There was no guarantee Gorman, ranked No. 1 nationally by USA Today, would be selected to play. The Gaels still would have to win five more games to win the Division I state title, but has won the past six large-school crowns.
“As a competitor, you’ll take on all comers,” Sanchez said. “As a coach, I would have liked to have played in it, but I never got my hopes up. It was so far down the road. We didn’t talk about it at all.
“The state championship is what we are shooting for because it is the only thing we can control.”
The board tabled a decision on Paragon in its regular quarterly meeting in September, forcing the special meeting held by teleconference Wednesday. The discussion about Paragon dominated the 90-minute meeting.
Under its rules in the Nevada Administrative Code, the board could have allowed teams to participate in Paragon’s event, and the NIAA would have received compensation for it.
Paragon, which still does not have a title sponsor for the game, offered state associations $10,000 for allowing its teams to be considered for its football showcase, tentatively scheduled for Dec. 18 and 19 and slated to air on ESPN. A state would receive an additional $30,000 if it had a team selected to play. Paragon said it would only consider state champions and would cover teams’ expenses, plus give teams either $12,500 in cash or $25,000 in athletic apparel.

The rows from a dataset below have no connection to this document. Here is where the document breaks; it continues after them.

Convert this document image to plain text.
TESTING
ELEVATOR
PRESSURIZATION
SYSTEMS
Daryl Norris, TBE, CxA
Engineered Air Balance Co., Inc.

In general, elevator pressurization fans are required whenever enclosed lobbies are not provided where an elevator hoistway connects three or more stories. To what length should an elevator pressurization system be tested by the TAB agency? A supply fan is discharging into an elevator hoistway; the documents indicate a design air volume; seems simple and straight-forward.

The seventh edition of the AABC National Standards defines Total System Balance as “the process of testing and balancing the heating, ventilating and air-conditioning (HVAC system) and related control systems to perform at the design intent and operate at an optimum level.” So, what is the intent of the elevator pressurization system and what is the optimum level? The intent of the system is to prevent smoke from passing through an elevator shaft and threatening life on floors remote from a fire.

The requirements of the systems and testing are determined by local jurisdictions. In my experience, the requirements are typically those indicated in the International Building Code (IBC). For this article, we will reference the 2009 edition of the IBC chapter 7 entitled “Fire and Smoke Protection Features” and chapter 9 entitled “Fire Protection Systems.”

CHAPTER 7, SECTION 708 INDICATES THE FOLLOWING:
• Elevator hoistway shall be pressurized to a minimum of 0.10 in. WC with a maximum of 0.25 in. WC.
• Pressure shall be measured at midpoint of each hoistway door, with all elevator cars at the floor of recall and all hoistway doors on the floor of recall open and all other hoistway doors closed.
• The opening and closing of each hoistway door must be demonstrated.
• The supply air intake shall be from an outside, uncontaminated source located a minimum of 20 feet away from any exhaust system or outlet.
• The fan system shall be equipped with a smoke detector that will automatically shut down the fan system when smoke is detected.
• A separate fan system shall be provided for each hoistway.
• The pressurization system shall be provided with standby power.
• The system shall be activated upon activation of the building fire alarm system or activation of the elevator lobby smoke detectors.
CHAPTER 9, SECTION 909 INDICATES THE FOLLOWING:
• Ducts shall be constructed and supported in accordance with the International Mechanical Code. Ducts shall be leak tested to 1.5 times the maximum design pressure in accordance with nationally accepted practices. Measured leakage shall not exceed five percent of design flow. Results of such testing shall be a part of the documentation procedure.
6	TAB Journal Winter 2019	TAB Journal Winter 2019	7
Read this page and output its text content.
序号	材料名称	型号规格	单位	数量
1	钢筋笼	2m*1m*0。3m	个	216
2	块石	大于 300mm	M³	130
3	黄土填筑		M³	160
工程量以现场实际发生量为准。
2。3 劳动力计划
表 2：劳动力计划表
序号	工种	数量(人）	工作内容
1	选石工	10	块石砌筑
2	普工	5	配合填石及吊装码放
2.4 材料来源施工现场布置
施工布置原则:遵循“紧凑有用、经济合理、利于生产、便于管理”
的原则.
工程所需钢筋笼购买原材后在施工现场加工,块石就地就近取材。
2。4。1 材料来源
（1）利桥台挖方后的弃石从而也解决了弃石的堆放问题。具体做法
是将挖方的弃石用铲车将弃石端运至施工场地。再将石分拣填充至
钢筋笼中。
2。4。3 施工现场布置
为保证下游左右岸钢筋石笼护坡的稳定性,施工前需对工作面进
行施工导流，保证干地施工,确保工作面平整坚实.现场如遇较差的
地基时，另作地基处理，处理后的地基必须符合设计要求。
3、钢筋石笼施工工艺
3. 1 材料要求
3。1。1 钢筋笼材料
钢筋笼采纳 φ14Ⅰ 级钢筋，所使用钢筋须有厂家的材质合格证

Paragon has agreements with five states, but it would not offer the NIAA a contract to review, which raised one red flag among board members.
“I need to see this in a contract before I would vote on it,” said Carolyn Edwards, board member and Clark County School District trustee.
It was far from the only concern.
“Our state championship (game) is the pinnacle,” said Brian Rothe, the Washoe County athletic director. “I have concerns about taking another step and perhaps even watering down our own state championship.”
CCSD executive athletic director Ray Mathis also was concerned that allowing a school to compete in a high-profile event could open up other problems.
“You open yourself up for athletes from other states to come into our schools and take the places of Nevada kids,” Mathis said. “We’ve already had some of that. We don’t want students moving here just to play athletics. When you go to the national level, you open that door.”
Several board members said they wanted schools to either play for a state championship or attempt to compete on a national level in postseason events, but not do both.
Such is the case with Findlay Prep’s boys basketball team, which was not affected by the board’s lack of approval.
The Pilots are preparatory members of the NIAA. The category of membership was created several years ago to allow Findlay Prep to play teams from across the nation and play in national postseason tournaments, but not compete for a state title.
Findlay Prep has played in the Dick’s High School National Tournament, formerly the National High School Invitational, in each of the past eight years. The tournament is held more than a month after the NIAA basketball season ends.
Under its membership agreement with the NIAA, Findlay Prep is not allowed to recruit Nevada residents to play on its team and can only play five games against NIAA member schools.
“We have come up with the language or the membership,” Mathis said. “Schools can simply apply for limited (or preparatory) membership.”
Paragon still plans to go on with the football games, spokesman Rashid Ghazi said.
“We respect their decision,” Ghazi said. “We’re still debating where to have the games, and we hope to make a decision on that soon. Our hope is that we can continue to have discussion (with Nevada).”